「総合リハビリテーション」掲載記事を紹介します。
西岡大輔.リハビリテーションにおける「社会的処方」とは : リハビリテーション専門職への期待.総合リハビリテーション. 2023;51(6):639-644.
総合リハビリテーション51巻6号は、「社会的孤立とリハビリテーション」のテーマで特集が組まれています。”「社会的処方」とは~リハビリテーション専門職への期待”という記事を書きました。ここでは、特に後半部分に紹介した、リハビリテーション専門職による「社会的処方」の実践に注目し、住民の孤立・孤独予防活動事例を抜粋してみます。

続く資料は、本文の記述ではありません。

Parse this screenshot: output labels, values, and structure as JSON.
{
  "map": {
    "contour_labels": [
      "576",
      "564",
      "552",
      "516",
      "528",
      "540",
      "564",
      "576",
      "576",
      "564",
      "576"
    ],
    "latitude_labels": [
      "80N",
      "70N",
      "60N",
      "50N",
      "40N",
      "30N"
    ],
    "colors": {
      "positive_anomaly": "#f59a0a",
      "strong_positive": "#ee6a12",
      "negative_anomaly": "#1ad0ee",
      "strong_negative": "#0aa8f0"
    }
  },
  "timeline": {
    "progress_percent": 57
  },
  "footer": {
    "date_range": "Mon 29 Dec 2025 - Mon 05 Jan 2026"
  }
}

みえ社会的処方研究所の水谷祐哉さんは理学療法士です。水谷さん医療と介護の専門職が常駐し、医療や生活に関する悩みに無料で応じるカフェや、スマートフォンなど日常生活に関わる機能の使い方を解説するなかで困りごとにも応じるような講座などを開き、住民同士のつながりを熟成する「社会的処方」に取り組んでおられます。

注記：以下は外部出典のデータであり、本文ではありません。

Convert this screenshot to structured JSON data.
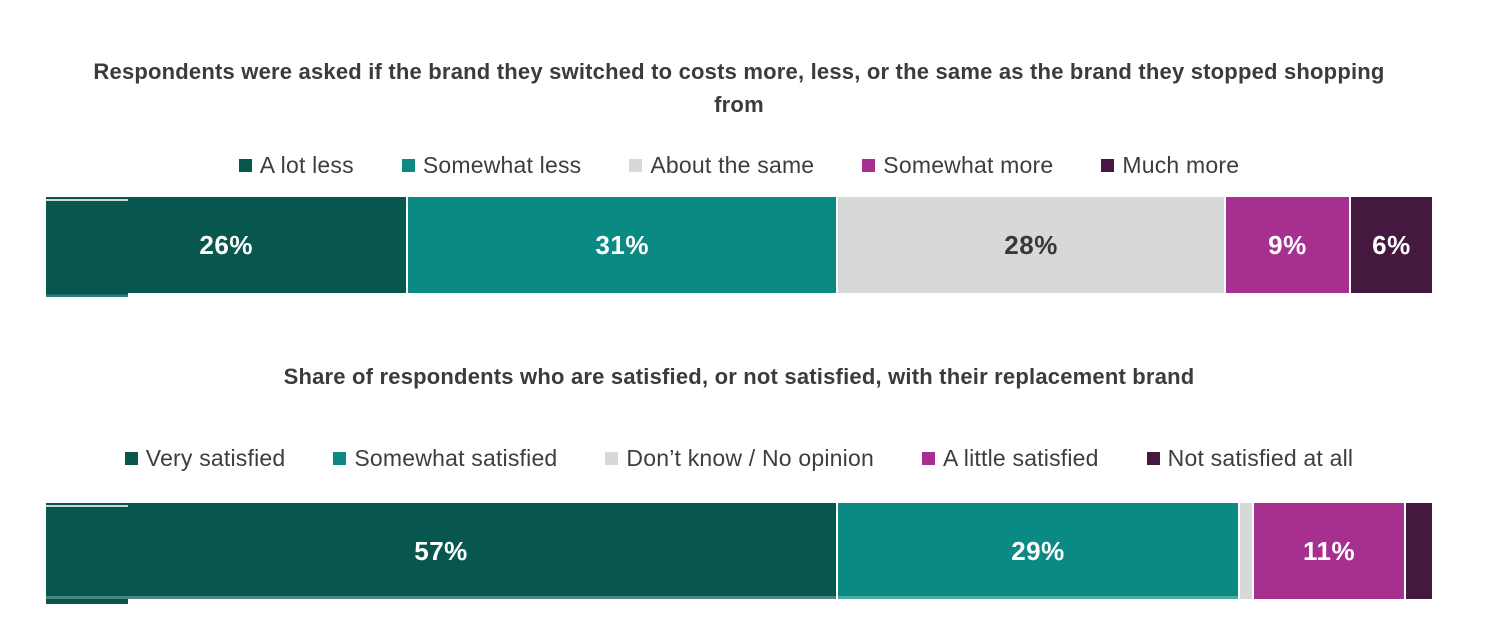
{
  "colors": {
    "background": "#ffffff",
    "title_text": "#3b3b3b",
    "legend_text": "#3d3d3d",
    "separator": "#ffffff",
    "dark_teal": "#07574f",
    "teal": "#0a8a83",
    "light_gray": "#d6d9d8",
    "magenta": "#a72f8f",
    "dark_purple": "#451840"
  },
  "chart_data": [
    {
      "type": "bar",
      "variant": "horizontal-stacked",
      "title": "Respondents were asked if the brand they switched to costs more, less, or the same as the brand they stopped shopping from",
      "legend_position": "top",
      "grid": false,
      "xlim": [
        0,
        100
      ],
      "categories": [
        "A lot less",
        "Somewhat less",
        "About the same",
        "Somewhat more",
        "Much more"
      ],
      "values": [
        26,
        31,
        28,
        9,
        6
      ],
      "data_labels": [
        "26%",
        "31%",
        "28%",
        "9%",
        "6%"
      ],
      "colors": [
        "#07574f",
        "#0a8a83",
        "#d6d9d8",
        "#a72f8f",
        "#451840"
      ],
      "label_colors": [
        "#ffffff",
        "#ffffff",
        "#383838",
        "#ffffff",
        "#ffffff"
      ]
    },
    {
      "type": "bar",
      "variant": "horizontal-stacked",
      "title": "Share of respondents who are satisfied, or not satisfied, with their replacement brand",
      "legend_position": "top",
      "grid": false,
      "xlim": [
        0,
        100
      ],
      "categories": [
        "Very satisfied",
        "Somewhat satisfied",
        "Don’t know / No opinion",
        "A little satisfied",
        "Not satisfied at all"
      ],
      "values": [
        57,
        29,
        1,
        11,
        2
      ],
      "data_labels": [
        "57%",
        "29%",
        "",
        "11%",
        ""
      ],
      "colors": [
        "#07574f",
        "#0a8a83",
        "#d6d9d8",
        "#a72f8f",
        "#451840"
      ],
      "label_colors": [
        "#ffffff",
        "#ffffff",
        "#383838",
        "#ffffff",
        "#ffffff"
      ]
    }
  ]
}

リハビリテーション専門職の方は、医学モデルおよび生活モデルによる支援を統合した国際生活機能分類(International Classificatiom of Functioning,Disability and Health: ICF)の概念に精通しています。また、リハビリテーション専門職の活躍の場は医療機関にとどまらず、住民の生活の場まで幅広く横断的です。

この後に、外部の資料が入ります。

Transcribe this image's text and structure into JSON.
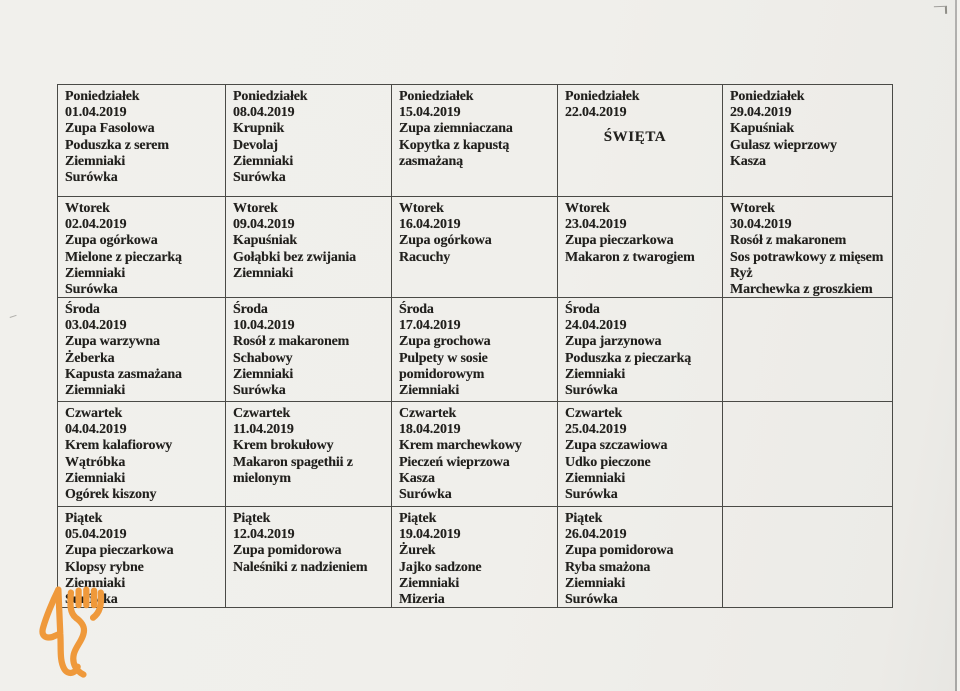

急性期から回復期、生活期までの住民のニーズに伴走し、その人の心身機能の維持や参加の機会の確保、活動の幅の広がりに貢献しておられるので、医療と生活の双方の立場で患者の日々の暮らしの支援をされているリハビリテーション専門職の方は、シームレスな支援が行われにくい医療と生活の場の橋渡し役になることができると期待しています。
「社会的処方」はまだまだエビデンスが乏しく、その活動により住民の社会的孤立や健康に与える影響は十分には明らかになっていません。今後の「社会的処方」のあり方に関して、引き続き関心を持っていただけると幸いです。